Compared to models like Renault in the European market that offer similar configurations, the Seagull is still thousands of euros more expensive. However, a new mandatory pricing system may be introduced, which means that the price competitiveness of the Seagull will decrease, and on the other hand, its originally planned sales target will need to be adjusted downward due to the price increase.
Therefore, without the combination of a low price and large-scale production, the profit generated will also decrease. In other words, as automakers aim for a global strategy, with decreasing revenue, the difficulty of reigniting a price war in the most competitive domestic market will increase, and the intensity of such a war will decrease.

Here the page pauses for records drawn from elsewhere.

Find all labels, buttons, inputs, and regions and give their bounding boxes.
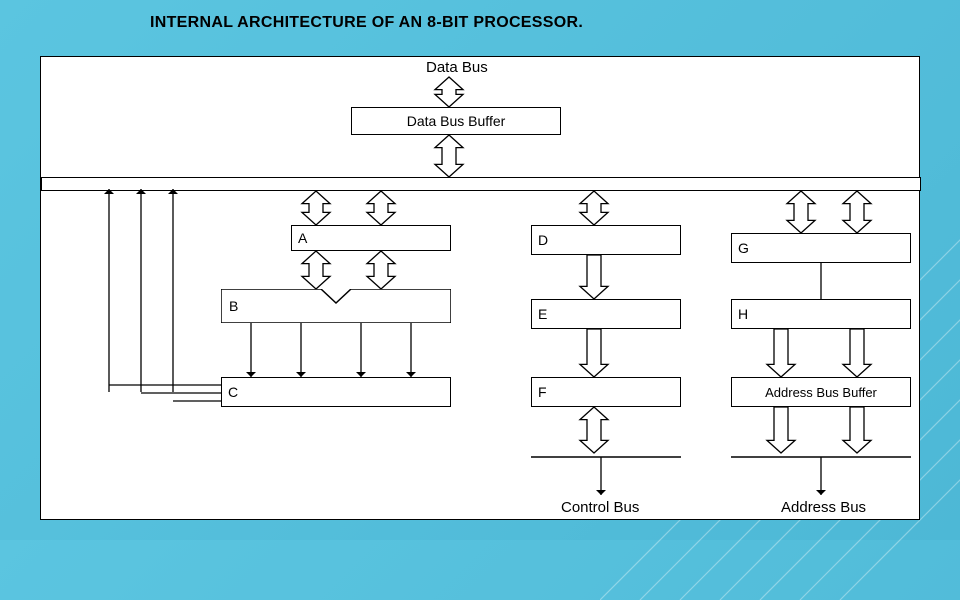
label-address-bus: Address Bus <box>781 499 866 516</box>
internal-bus <box>41 177 921 191</box>
slide-title: INTERNAL ARCHITECTURE OF AN 8-BIT PROCES… <box>150 14 583 32</box>
box-c: C <box>221 377 451 407</box>
box-a: A <box>291 225 451 251</box>
label-data-bus: Data Bus <box>426 59 488 76</box>
box-data-bus-buffer: Data Bus Buffer <box>351 107 561 135</box>
box-b: B <box>221 289 451 323</box>
box-g: G <box>731 233 911 263</box>
box-d: D <box>531 225 681 255</box>
box-e: E <box>531 299 681 329</box>
box-b-label: B <box>229 298 238 314</box>
diagram-canvas: Data Bus Control Bus Address Bus Data Bu… <box>40 56 920 520</box>
box-addr-bus-buffer: Address Bus Buffer <box>731 377 911 407</box>
label-control-bus: Control Bus <box>561 499 639 516</box>
box-f: F <box>531 377 681 407</box>
box-h: H <box>731 299 911 329</box>
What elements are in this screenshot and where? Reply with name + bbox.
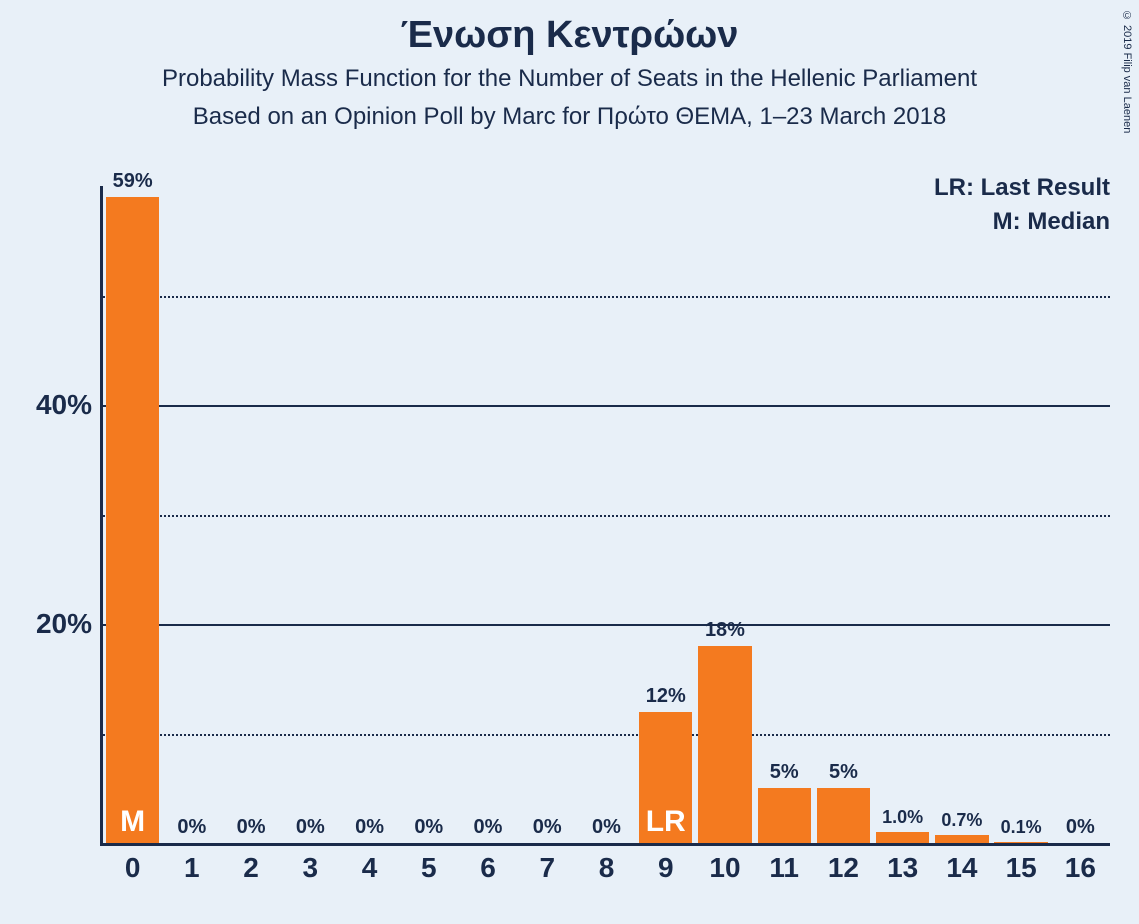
bar	[106, 197, 159, 843]
x-tick-label: 0	[125, 852, 141, 884]
bar-value-label: 0%	[580, 816, 633, 843]
bar-value-label: 0%	[1054, 816, 1107, 843]
chart-title: Ένωση Κεντρώων	[0, 14, 1139, 57]
x-tick-label: 12	[828, 852, 859, 884]
x-tick-label: 2	[243, 852, 259, 884]
x-tick-label: 14	[946, 852, 977, 884]
bar-slot: 1.0%	[876, 832, 929, 843]
x-tick-label: 7	[539, 852, 555, 884]
x-tick-label: 9	[658, 852, 674, 884]
bar-value-label: 12%	[639, 685, 692, 712]
y-tick-label: 20%	[36, 608, 92, 640]
x-tick-label: 15	[1006, 852, 1037, 884]
chart-subtitle-1: Probability Mass Function for the Number…	[0, 65, 1139, 93]
bar-slot: 12%LR	[639, 712, 692, 843]
bar-value-label: 0%	[521, 816, 574, 843]
x-tick-label: 11	[769, 852, 799, 884]
bar	[935, 835, 988, 843]
bar-value-label: 1.0%	[876, 807, 929, 832]
copyright-text: © 2019 Filip van Laenen	[1121, 10, 1133, 133]
bars-group: 59%M0%0%0%0%0%0%0%0%12%LR18%5%5%1.0%0.7%…	[103, 186, 1110, 843]
x-tick-label: 4	[362, 852, 378, 884]
bar-value-label: 18%	[698, 619, 751, 646]
y-tick-label: 40%	[36, 389, 92, 421]
bar-slot: 5%	[758, 788, 811, 843]
x-tick-label: 13	[887, 852, 918, 884]
bar-value-label: 0%	[343, 816, 396, 843]
x-tick-label: 6	[480, 852, 496, 884]
x-axis-line	[100, 843, 1110, 846]
x-tick-label: 5	[421, 852, 437, 884]
bar	[758, 788, 811, 843]
bar-value-label: 0%	[224, 816, 277, 843]
x-tick-label: 1	[184, 852, 200, 884]
bar	[817, 788, 870, 843]
bar-value-label: 0%	[284, 816, 337, 843]
bar-value-label: 0.7%	[935, 810, 988, 835]
title-block: Ένωση Κεντρώων Probability Mass Function…	[0, 0, 1139, 131]
x-tick-label: 8	[599, 852, 615, 884]
bar-value-label: 0%	[402, 816, 455, 843]
bar-value-label: 0.1%	[994, 817, 1047, 842]
bar-value-label: 0%	[461, 816, 514, 843]
bar	[698, 646, 751, 843]
chart-area: LR: Last Result M: Median 59%M0%0%0%0%0%…	[100, 186, 1110, 846]
bar-value-label: 5%	[758, 761, 811, 788]
bar-slot: 18%	[698, 646, 751, 843]
x-tick-label: 3	[303, 852, 319, 884]
bar-slot: 59%M	[106, 197, 159, 843]
bar-value-label: 5%	[817, 761, 870, 788]
bar-value-label: 59%	[106, 170, 159, 197]
chart-subtitle-2: Based on an Opinion Poll by Marc for Πρώ…	[0, 103, 1139, 131]
x-tick-label: 16	[1065, 852, 1096, 884]
bar-marker: LR	[639, 805, 692, 839]
bar	[876, 832, 929, 843]
bar-marker: M	[106, 805, 159, 839]
x-tick-label: 10	[709, 852, 740, 884]
bar-slot: 5%	[817, 788, 870, 843]
plot-area: 59%M0%0%0%0%0%0%0%0%12%LR18%5%5%1.0%0.7%…	[100, 186, 1110, 846]
bar-slot: 0.1%	[994, 842, 1047, 843]
bar-value-label: 0%	[165, 816, 218, 843]
bar	[994, 842, 1047, 843]
bar-slot: 0.7%	[935, 835, 988, 843]
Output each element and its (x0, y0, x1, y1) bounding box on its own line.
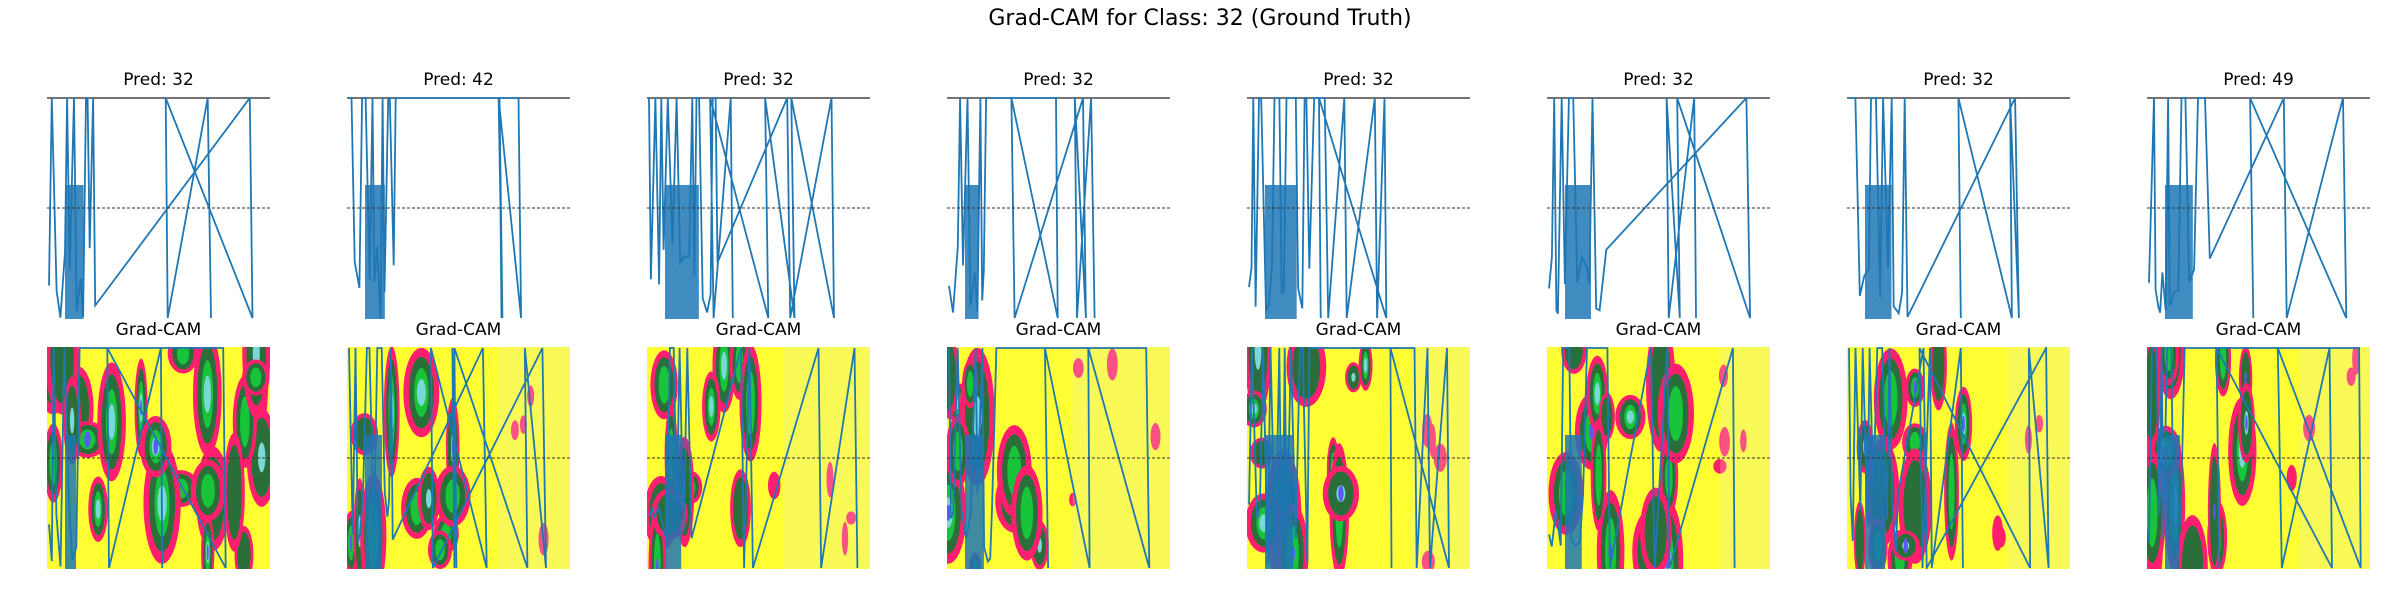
signal-panel (47, 97, 270, 319)
pred-title: Pred: 32 (1023, 70, 1094, 90)
signal-line (348, 347, 547, 569)
gradcam-panel (347, 347, 570, 569)
gradcam-panel (1547, 347, 1770, 569)
signal-line (1248, 97, 1388, 319)
signal-line (1849, 97, 2020, 319)
signal-line (648, 97, 835, 319)
signal-panel (647, 97, 870, 319)
signal-panel (1547, 97, 1770, 319)
pred-title: Pred: 32 (123, 70, 194, 90)
pred-title: Pred: 32 (1923, 70, 1994, 90)
pred-title: Pred: 49 (2223, 70, 2294, 90)
gradcam-title: Grad-CAM (1915, 320, 2002, 340)
signal-line (948, 347, 1151, 569)
gradcam-panel (947, 347, 1170, 569)
signal-line (2148, 347, 2362, 569)
gradcam-title: Grad-CAM (415, 320, 502, 340)
gradcam-panel (1847, 347, 2070, 569)
gradcam-title: Grad-CAM (2215, 320, 2302, 340)
figure-title: Grad-CAM for Class: 32 (Ground Truth) (988, 6, 1412, 31)
signal-line (349, 97, 522, 319)
pred-title: Pred: 32 (1623, 70, 1694, 90)
signal-line (2148, 97, 2348, 319)
gradcam-title: Grad-CAM (1015, 320, 1102, 340)
signal-line (1848, 347, 2050, 569)
gradcam-panel (1247, 347, 1470, 569)
signal-panel (947, 97, 1170, 319)
gradcam-panel (47, 347, 270, 569)
pred-title: Pred: 32 (723, 70, 794, 90)
gradcam-panel (2147, 347, 2370, 569)
signal-panel (2147, 97, 2370, 319)
signal-panel (1247, 97, 1470, 319)
gradcam-title: Grad-CAM (115, 320, 202, 340)
signal-line (1248, 347, 1450, 569)
gradcam-title: Grad-CAM (715, 320, 802, 340)
signal-panel (1847, 97, 2070, 319)
signal-line (948, 97, 1096, 319)
signal-line (1548, 347, 1736, 569)
pred-title: Pred: 42 (423, 70, 494, 90)
signal-line (1548, 97, 1751, 319)
gradcam-title: Grad-CAM (1315, 320, 1402, 340)
signal-line (648, 347, 859, 569)
gradcam-panel (647, 347, 870, 569)
gradcam-title: Grad-CAM (1615, 320, 1702, 340)
signal-panel (347, 97, 570, 319)
pred-title: Pred: 32 (1323, 70, 1394, 90)
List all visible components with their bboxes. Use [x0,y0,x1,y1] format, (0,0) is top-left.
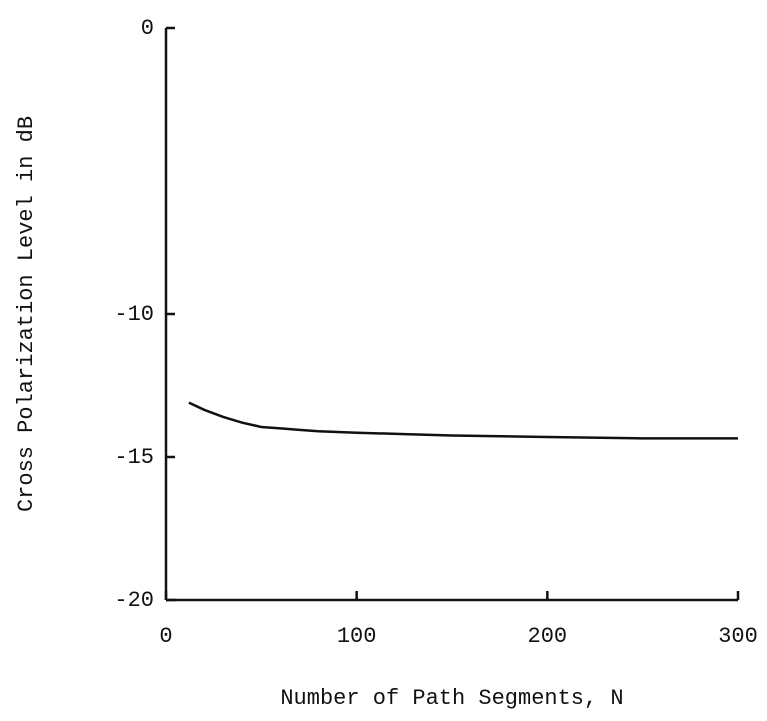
y-axis-label: Cross Polarization Level in dB [14,116,39,512]
x-tick-label: 100 [337,624,377,649]
x-tick-label: 0 [159,624,172,649]
x-tick-label: 300 [718,624,758,649]
y-tick-label: -20 [114,588,154,613]
x-tick-label: 200 [528,624,568,649]
line [188,401,738,440]
y-tick-label: -10 [114,302,154,327]
x-axis-label: Number of Path Segments, N [280,686,623,711]
y-tick-label: -15 [114,445,154,470]
y-tick-label: 0 [141,16,154,41]
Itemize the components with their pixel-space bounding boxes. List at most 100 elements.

After all, having aces and bullets up one's sleeve is the key to long-term competition.
In fact, since the second half of 2024, as the global automotive consumption scale begins to shrink, we can see around us that more and more price wars are following subsidy policies such as trade-ins, far removed from the direct capital injections by automakers to intensify price wars and price reductions in 2023.
Final Thoughts
There are many typical examples. For instance, in the latest financial report of XPeng Motors, the best-selling low-priced XPeng MONA M03 did significantly increase sales figures but also directly lowered the overall average transaction price, without yielding good profit data. It still relies on high-profit models like XPeng P7+ with outstanding intelligent driving technology advantages to achieve loss prevention and even subsequent profitability.
The overall situation is largely set. The next point of contention between China and Europe in terms of tariffs will undoubtedly be round after round of negotiations on the "minimum selling price of Chinese electric vehicles," which will simultaneously affect whether Chinese and European consumers will be caught in a new round of intense price wars, making it an unavoidable primary issue.